The ruling cut the total damages, outside of medical expenses and lost wages, from $16.2 million to less than $5 million. The reduction was largely based on a ruling the Louisiana Supreme Court made in October 2023 saying appellate courses needed to review general damages awarded in previous cases with similar injuries so trial juries didn't abuse their discretion.

“Unlike the majority on rehearing, I believe that the jury’s general damage award was ‘the result of passion or prejudice,’” Justice John Weimer said, citing a precedent set by the court in 1993. “The jury’s award of $10,750,000 in general damages, in my opinion, is so high in proportion to Mr. Cushenberry’s injuries that it shocks the conscience.”

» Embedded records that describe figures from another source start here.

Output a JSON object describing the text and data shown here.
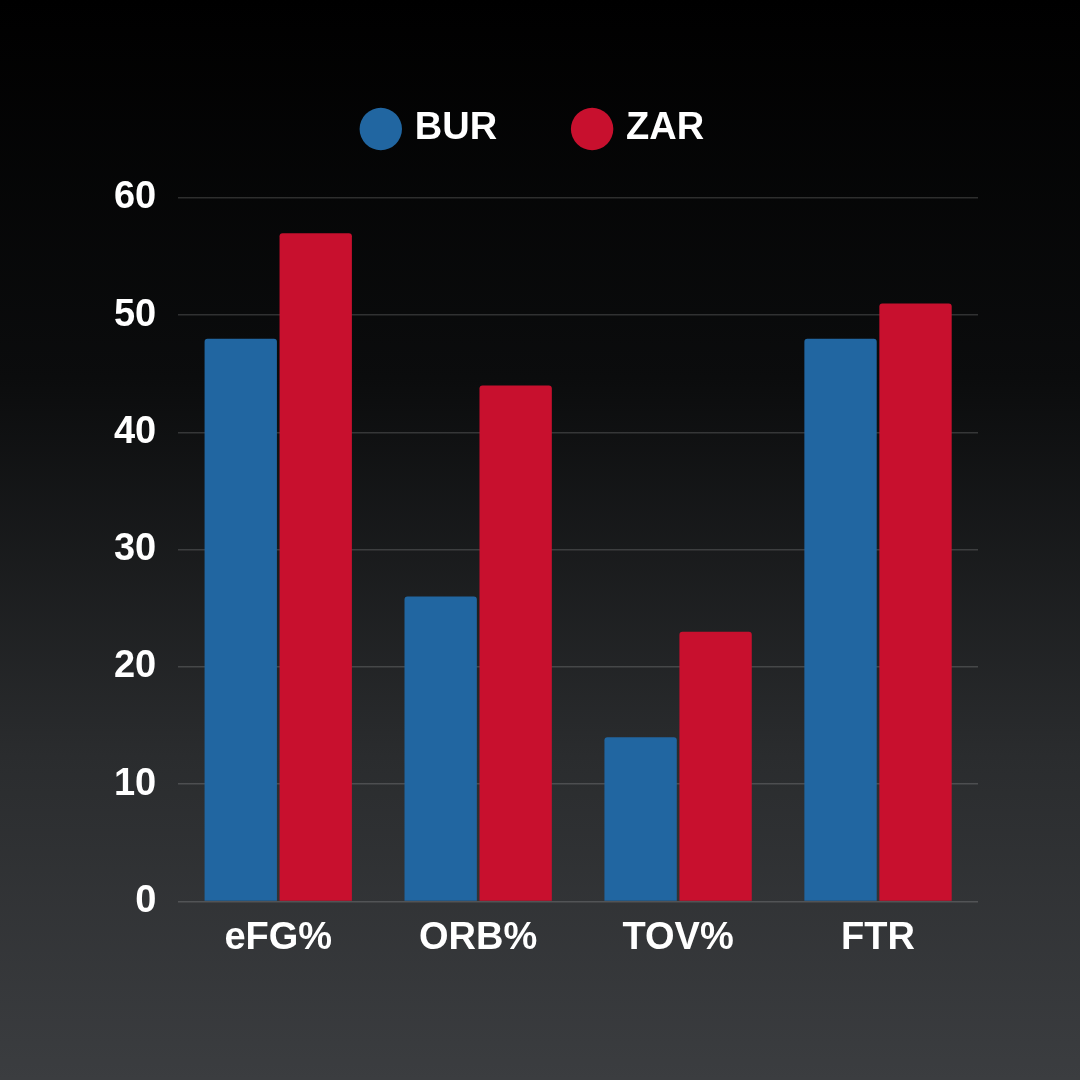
{
  "chart_data": {
    "type": "bar",
    "categories": [
      "eFG%",
      "ORB%",
      "TOV%",
      "FTR"
    ],
    "series": [
      {
        "name": "BUR",
        "color": "#2166a1",
        "values": [
          48,
          26,
          14,
          48
        ]
      },
      {
        "name": "ZAR",
        "color": "#c8102e",
        "values": [
          57,
          44,
          23,
          51
        ]
      }
    ],
    "ylim": [
      0,
      60
    ],
    "yticks": [
      0,
      10,
      20,
      30,
      40,
      50,
      60
    ],
    "grid": "y",
    "legend": "top"
  }
}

However, after re-hearing arguments on Dec. 19, the court restored Cushenberry's general damages and raised the total loss of consortium for his wife and two children in a 4-3 decision. Weimer, alongside Justice Jay McCallum and William Crain, disagreed with the increases. Weimer believes the amounts initially set in the first ruling "sufficiently [accounted] for the negative impact Mr. Cushenberry's extensive injuries have had and will have on his family," according to his dissent.

The court's majority said the previous ruling that reduced the award failed to give appropriate weight to the detrimental effects Cushenberry's injuries had on his personality, lifestyle, identity and self-image; prior to the crash, he was a 37-year-old with a physically demanding job who coached his son's Little League teams and loved to play sports.

The accident left him partially disabled, mentally debilitated, and with scars that he conceals with caps and hoodies in public.

The Advocate talked with Lewis Unglesby, the Baton Rouge attorney who represented Cushenberry. He said it’s the largest individual damages amount for a person that the state Supreme Court has upheld. Unglesby credited attorney Peyton Murphy with insisting the plaintiffs continue and press on through the appeal process.

Murphy, a Baton Rouge attorney, told The Advocate that Cushenberry was in an induced coma for a week after the crash and has grappled with a "cascade of injuries" for the past six and a half years.

"It gives a lot of credibility to our jury system," Murphy said.